Included in that conversation are residents’ children who want to stay in Provo, and Judkins suggested the city focus on building smaller starter homes that young people can afford to buy.
“There are things called pocket neighborhoods that are great options for some smaller homes that maybe have carports, but they all open into a combined shared space, and those are much more affordable,” she said.
The housing issues extend to Brigham Young University’s student population, many of whom are not permanent Provo residents yet are living in residential areas throughout the city.
Judkins said many students are living in single-family homes bought by investors, which can create tension with residents.

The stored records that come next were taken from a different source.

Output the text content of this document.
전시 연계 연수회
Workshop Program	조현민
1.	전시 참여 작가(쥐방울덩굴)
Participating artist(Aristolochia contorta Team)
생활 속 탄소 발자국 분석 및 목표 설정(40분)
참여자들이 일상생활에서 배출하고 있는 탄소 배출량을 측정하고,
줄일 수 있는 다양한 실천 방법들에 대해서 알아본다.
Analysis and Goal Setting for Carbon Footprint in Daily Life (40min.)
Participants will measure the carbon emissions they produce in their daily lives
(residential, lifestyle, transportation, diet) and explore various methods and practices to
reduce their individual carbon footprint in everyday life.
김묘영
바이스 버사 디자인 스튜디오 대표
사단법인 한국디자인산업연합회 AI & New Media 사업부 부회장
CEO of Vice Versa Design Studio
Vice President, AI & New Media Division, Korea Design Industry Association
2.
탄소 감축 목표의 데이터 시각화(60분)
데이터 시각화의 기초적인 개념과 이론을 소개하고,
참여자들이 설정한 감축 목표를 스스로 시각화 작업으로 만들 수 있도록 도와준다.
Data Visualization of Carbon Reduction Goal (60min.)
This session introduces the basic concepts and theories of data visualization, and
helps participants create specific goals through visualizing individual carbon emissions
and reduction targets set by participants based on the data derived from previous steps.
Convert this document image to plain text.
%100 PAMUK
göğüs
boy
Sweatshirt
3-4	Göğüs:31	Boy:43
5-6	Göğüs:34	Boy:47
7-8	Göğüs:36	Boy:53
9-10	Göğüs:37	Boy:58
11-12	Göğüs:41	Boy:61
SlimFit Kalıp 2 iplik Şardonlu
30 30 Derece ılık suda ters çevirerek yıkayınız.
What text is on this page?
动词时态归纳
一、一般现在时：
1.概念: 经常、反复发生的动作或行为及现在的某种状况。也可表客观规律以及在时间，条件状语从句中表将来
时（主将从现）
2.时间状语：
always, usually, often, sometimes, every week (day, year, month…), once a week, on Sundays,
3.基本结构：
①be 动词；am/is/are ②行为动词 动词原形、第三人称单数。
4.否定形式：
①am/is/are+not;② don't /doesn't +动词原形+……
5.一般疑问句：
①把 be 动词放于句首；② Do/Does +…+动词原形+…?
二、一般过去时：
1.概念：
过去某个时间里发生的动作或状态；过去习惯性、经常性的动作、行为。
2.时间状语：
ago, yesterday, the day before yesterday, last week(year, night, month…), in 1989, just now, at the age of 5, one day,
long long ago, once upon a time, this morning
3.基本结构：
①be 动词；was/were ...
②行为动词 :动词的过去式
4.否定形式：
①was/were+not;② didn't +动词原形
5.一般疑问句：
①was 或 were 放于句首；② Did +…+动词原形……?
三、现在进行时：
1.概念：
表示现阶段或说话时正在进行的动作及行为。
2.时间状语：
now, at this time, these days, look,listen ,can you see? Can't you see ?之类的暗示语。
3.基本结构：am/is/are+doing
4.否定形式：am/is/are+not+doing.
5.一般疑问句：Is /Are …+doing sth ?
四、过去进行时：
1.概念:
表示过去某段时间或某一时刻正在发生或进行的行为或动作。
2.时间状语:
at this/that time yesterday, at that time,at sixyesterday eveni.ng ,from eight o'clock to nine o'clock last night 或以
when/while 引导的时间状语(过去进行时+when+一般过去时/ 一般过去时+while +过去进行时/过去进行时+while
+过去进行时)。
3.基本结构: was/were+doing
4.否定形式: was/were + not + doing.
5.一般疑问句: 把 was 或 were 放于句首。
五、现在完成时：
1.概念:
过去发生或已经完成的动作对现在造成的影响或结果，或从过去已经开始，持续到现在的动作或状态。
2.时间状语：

She thinks the solution is to build more student housing south of campus.
“That will bring them out of the neighborhoods, I think, which will disincentivize investors, which will also open up more housing and hopefully cause less conflict, because we need students,” Judkins said.
Examining the transportation master plan
Judkins said a priority of hers would be to update the transportation master plan to help people get around the city better and make the streets safer.
She does not believe widening roads is always the solution, referencing master plan ideas to widen 820 North and 2200 North to five lanes, citing high costs and questioning whether widening lanes actually reduces traffic.
“We need a more human-centered approach to our city,” Judkins said. “If we widen that road, studies show that wider roads just induce traffic, so we can funnel more traffic into the center of Provo where we don’t have infrastructure, the roads or the capacity for all those cars.”
She said the city should plan smart ways to improve north-south and east-west access that do not add to congestion, specifically through public transportation.
One suggestion was improving the relationship with the Utah Transit Authority and building out on-demand transportation that was started in west Provo throughout the whole city.
“I don’t see any creative thinking and vision in what we’re doing with our transportation master plan. … I think let’s not destroy neighborhoods with more pavement until we’ve exhausted other possibilities,” Judkins said.